We received 958 votes from readers in 67 countries. A little over half (55%) of all voters recommended PSA screening for the man in our clinical vignette — a split that revealed the lack of clinical consensus surrounding this important issue. North American voters preferred to screen with PSA testing: 59% of 489 voters from the United States and 67% of 46 Canadians voted in favor of PSA screening. European voters were less enthusiastic, with only 47% of 217 voters in favor of PSA screening.
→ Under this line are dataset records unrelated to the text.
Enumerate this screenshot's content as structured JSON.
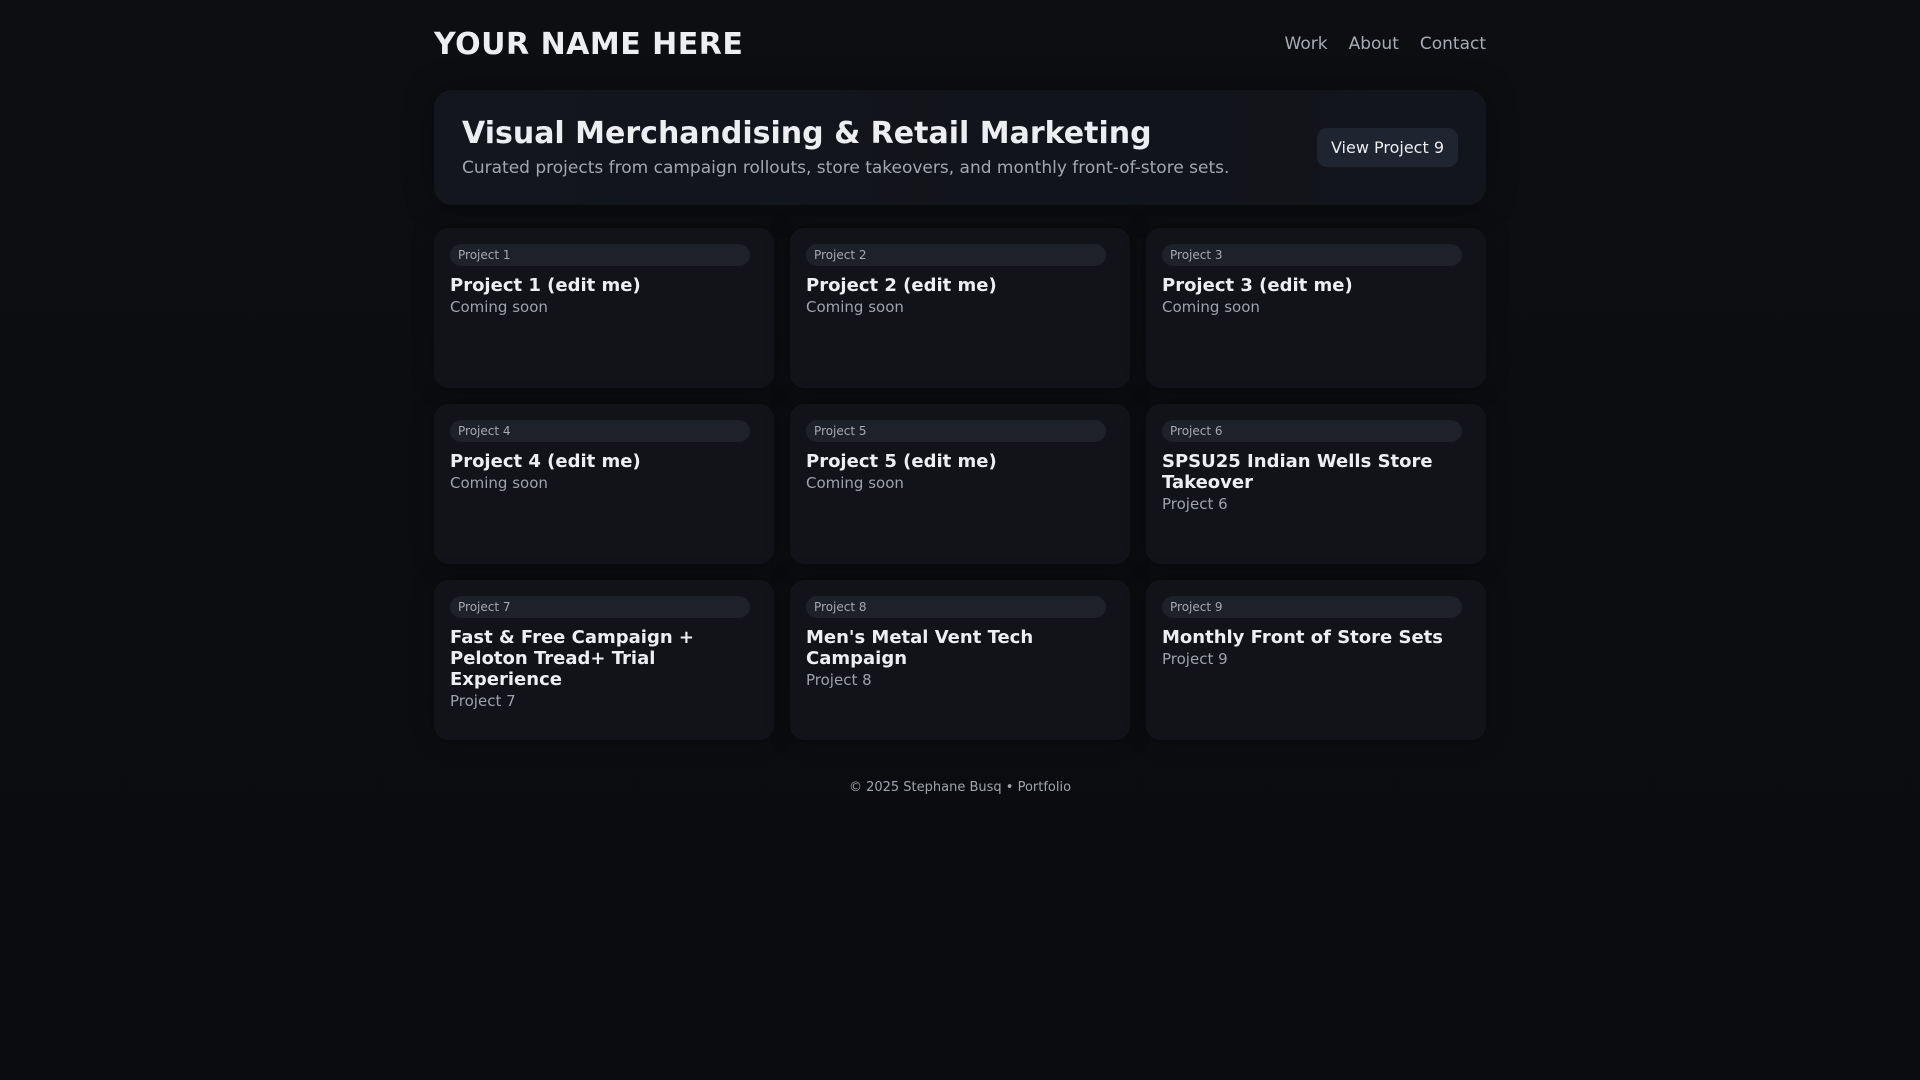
{
  "header": {
    "brand": "YOUR NAME HERE",
    "nav": [
      "Work",
      "About",
      "Contact"
    ]
  },
  "hero": {
    "title": "Visual Merchandising & Retail Marketing",
    "subtitle": "Curated projects from campaign rollouts, store takeovers, and monthly front-of-store sets.",
    "button_label": "View Project 9"
  },
  "projects": [
    {
      "tag": "Project 1",
      "title": "Project 1 (edit me)",
      "subtitle": "Coming soon"
    },
    {
      "tag": "Project 2",
      "title": "Project 2 (edit me)",
      "subtitle": "Coming soon"
    },
    {
      "tag": "Project 3",
      "title": "Project 3 (edit me)",
      "subtitle": "Coming soon"
    },
    {
      "tag": "Project 4",
      "title": "Project 4 (edit me)",
      "subtitle": "Coming soon"
    },
    {
      "tag": "Project 5",
      "title": "Project 5 (edit me)",
      "subtitle": "Coming soon"
    },
    {
      "tag": "Project 6",
      "title": "SPSU25 Indian Wells Store Takeover",
      "subtitle": "Project 6"
    },
    {
      "tag": "Project 7",
      "title": "Fast & Free Campaign + Peloton Tread+ Trial Experience",
      "subtitle": "Project 7"
    },
    {
      "tag": "Project 8",
      "title": "Men's Metal Vent Tech Campaign",
      "subtitle": "Project 8"
    },
    {
      "tag": "Project 9",
      "title": "Monthly Front of Store Sets",
      "subtitle": "Project 9"
    }
  ],
  "footer": {
    "text": "© 2025 Stephane Busq • Portfolio"
  }
}
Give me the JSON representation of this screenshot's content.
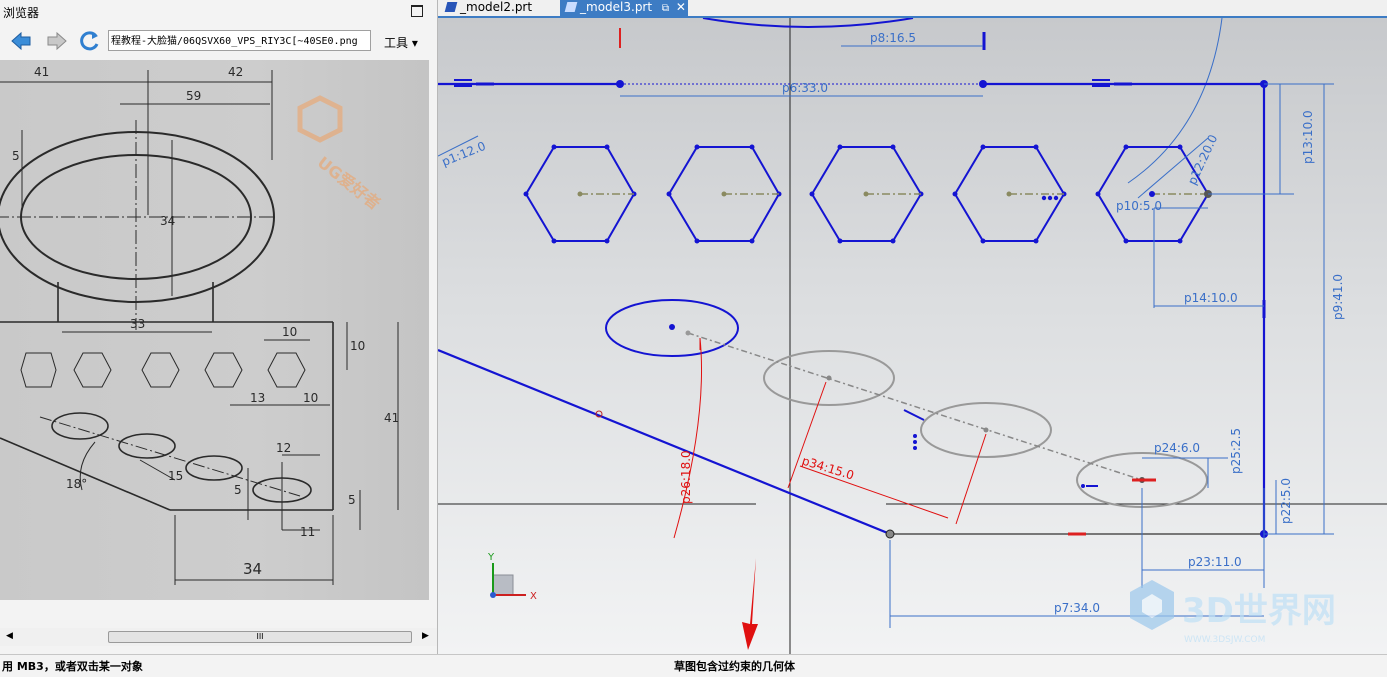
{
  "browser": {
    "title": "浏览器",
    "address": "程教程-大脸猫/06QSVX60_VPS_RIY3C[~40SE0.png",
    "tools_label": "工具",
    "scroll_thumb_mark": "III"
  },
  "drawing": {
    "dims": [
      "41",
      "42",
      "59",
      "5",
      "34",
      "33",
      "10",
      "10",
      "13",
      "10",
      "12",
      "15",
      "18°",
      "5",
      "11",
      "34",
      "5",
      "41",
      "10"
    ],
    "watermark": "UG爱好者"
  },
  "tabs": [
    {
      "label": "_model2.prt"
    },
    {
      "label": "_model3.prt"
    }
  ],
  "sketch": {
    "dims": [
      "p8:16.5",
      "p6:33.0",
      "p1:12.0",
      "p12:20.0",
      "p13:10.0",
      "p10:5.0",
      "p14:10.0",
      "p9:41.0",
      "p26:18.0",
      "p34:15.0",
      "p24:6.0",
      "p25:2.5",
      "p22:5.0",
      "p23:11.0",
      "p7:34.0"
    ],
    "axis_y": "Y",
    "axis_x": "X",
    "watermark_title": "3D世界网",
    "watermark_url": "WWW.3DSJW.COM"
  },
  "status": {
    "left": "用 MB3，或者双击某一对象",
    "center": "草图包含过约束的几何体"
  },
  "colors": {
    "sketch_blue": "#1414d2",
    "dim_blue": "#3a6fc8",
    "dim_red": "#e01010",
    "tab_active": "#3d7cc4"
  }
}
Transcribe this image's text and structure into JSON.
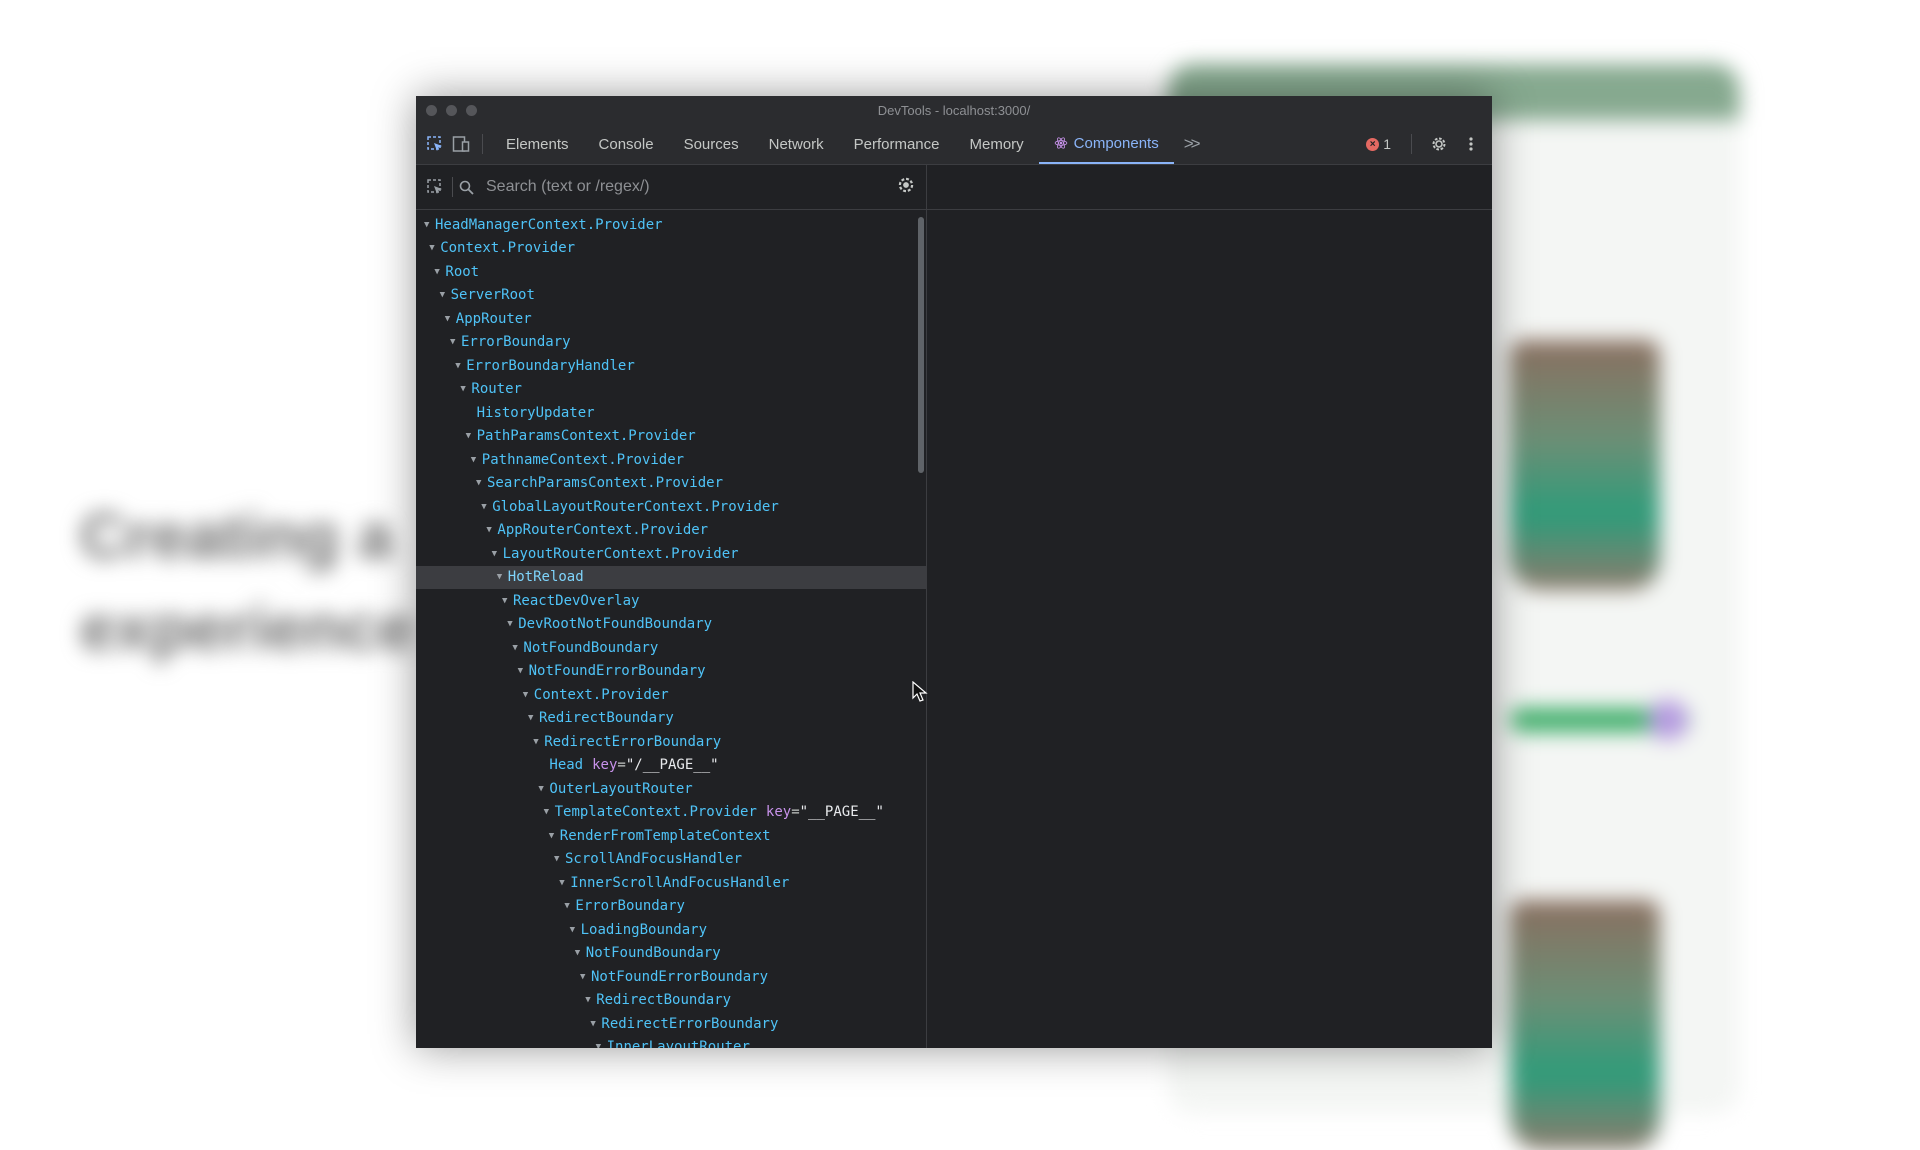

We also received 91 comments, with 71% of the comments written in favor of PSA screening — a much higher percentage than that in the voting alone. A large number of comments stressed the importance of informed and shared decision making between the patient and his physician. Many physicians believe strongly that the best way to approach PSA screening is to have a detailed discussion with the patient about screening options and treatment options, including the possibility of not treating a low-grade tumor (i.e., watchful waiting). In agreeing to screening, a patient must realize that he is also agreeing to the possibility that a prostate biopsy will be performed if the PSA value is elevated. Depending on the results of the biopsy, the patient may be advised to undergo surgery or radiation treatment — with potential adverse effects, including erectile dysfunction and incontinence.

A large number of respondents remarked that they recommended PSA screening on the basis of personal experience with elevated PSA levels that led to life saving treatment. Other respondents believed that data from the European Randomized Study of Screening for Prostate Cancer2 provide compelling evidence that PSA screening saves lives. Finally, a number of comments touched on patients' fears with regard to cancer diagnosis, and some clinicians were of the opinion that measuring the PSA level can reassure a patient that his physician is actively performing surveillance.

The comments against PSA screening focused on widespread overdiagnosis and overtreatment of an often indolent disease that is life-threatening in only a minority of patients. Some comments highlighted the side effects produced by these treatments, including erectile dysfunction and incontinence. Finally, we received comments that cited conflicting data from prostate-cancer screening trials as evidence that PSA screening does not have a meaningful effect on mortality.

These polling results and comments reflect a lack of consensus within the medical field on the best approach to prostate-cancer screening. Future research may help settle this polarizing debate, but as clinicians we should be grateful for recent contributions from high-quality studies — even if the results are not all coincident. In the meantime, physicians should maintain an informed, sensitive balance in counseling patients regarding the decision whether to pursue PSA testing.